Choi Min, quien hoy lo acompañaría al chequeo, se acercó a Geonsik llevando una chaqueta extra por si acaso tuviera frío.
—¿En serio? Sí, hagámoslo.
Al escuchar la propuesta de ver los cerezos, Geonsik sonrió radiante y tomó naturalmente el brazo que Choi Min le tendió. En realidad, ya no era una etapa en la que necesitara ayuda para caminar, pero ellos siempre lo asistían. Por eso, ahora Geonsik se sentía extrañamente incomodo si no tenía ese apoyo.
—¿Ya están listos, señor?
Jangwoo, que esperaba abajo con el coche encendido, al ver a Geonsik y a Choi Min, escupió el chicle de nicotina que masticaba en un papel y lo guardó en su bolsillo.
Últimamente, Jangwoo y Daeseop también estaban intentando dejar de fumar por culpa de Choi Min. Cuando Choi Min se enteró del embarazo de Geonsik, inmediatamente declaró que dejaría de fumar. Y esa decisión terminó afectando también a Jangwoo y a Daeseop.
—A partir de ahora, cualquier imbécil que huela a cigarrillo delante de mí, morirá.

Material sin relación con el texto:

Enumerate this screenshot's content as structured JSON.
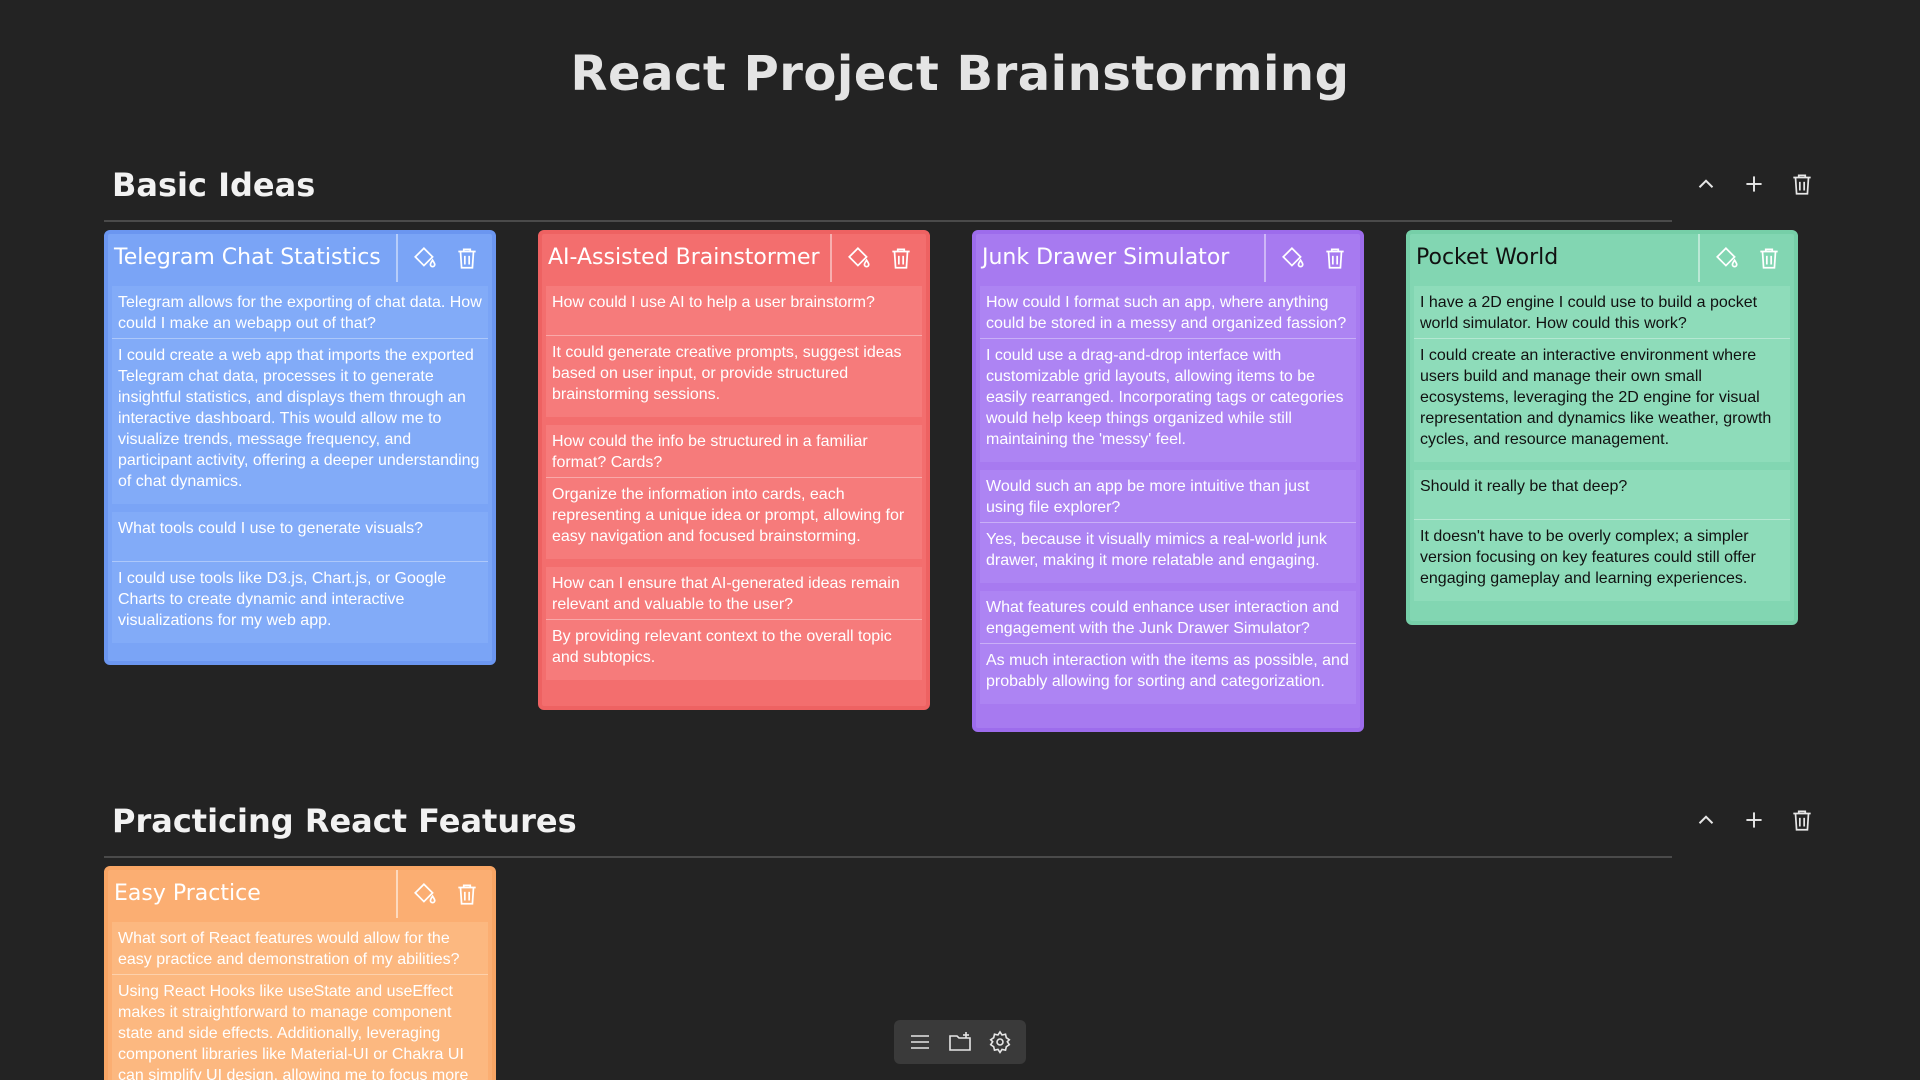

No hacía falta decir lo irritable que se había vuelto un fumador empedernido que consumía más de una cajetilla al día al intentar dejarlo de golpe. Choi Min fruncía el ceño y lanzaba miradas asesinas si detectaba el más mínimo olor a tabaco en Jangwoo y Daeseop, obligándolos a unirse a su abstinencia forzada.
—Cuidado con el escalón.
Al ver a Choi Min cuidando con tanto esmero a Geonsik, Jangwoo a veces se preguntaba si realmente era la misma persona que conocía. ¿Dónde quedaba ese Choi Choi Min cuyo nombre resonaba en el mundo underground? Al lado de la persona que amaba, sonriendo tontamente y actuando como un tonto, parecía simplemente un idiota enamorado. Y ese él parecía mucho más feliz que antes. Jangwoo lo envidiaba.
—Hola, Jangwoo.
Geonsik, que ya se había acostumbrado a que lo llamaran “señora”, subió al coche que Jangwoo conducía. Gracias a que Jangwoo había hecho de chófer cada vez que iban al médico, Geonsik había desarrollado cierta amistad con él. Hace poco incluso se enteró de que Jangwoo había tenido una cita a ciegas con una chica presentada por una señora que conoció en la academia de repostería.
—Ya te dije que me hables sin formalidades. ¿Qué eso de Jang-woo-ssi?
Choi Min, que seguía siendo celoso, no solo se ponía así con los otros tres hombres, sino que incluso si Geonsik hablaba amablemente con alguien, siempre refunfuñaba.
Más tarde supo que Choi Min había sido quien recomendó con insistencia al médico actual, el de mayor edad y apariencia más ordinaria entre los candidatos para atender a Geonsik. Claro que su habilidad era importante, pero también parecía que Choi Min había considerado mucho su rostro.
—¿Tiene alguna molestia?
Al llegar al hospital y terminar los exámenes básicos, frente al médico de apariencia común, Geonsik titubeó antes de hablar, lanzando una mirada furtiva a Choi Min, que estaba a su lado observando al médico como si lo estuviera retando.
—Es que… verá…
Geonsik se cubrió la boca con ambas manos y susurró al médico.
—Me está saliendo leche…
Su voz se volvió cada vez más baja, como si temiera que Choi Min lo escuchara. Desde hacía unos días sentía cierta molestia en el pecho, y luego había notado que un líquido blanco goteaba poco a poco. Aunque se esforzaba por acostumbrarse a los cambios en su cuerpo, eso fue un gran shock para él.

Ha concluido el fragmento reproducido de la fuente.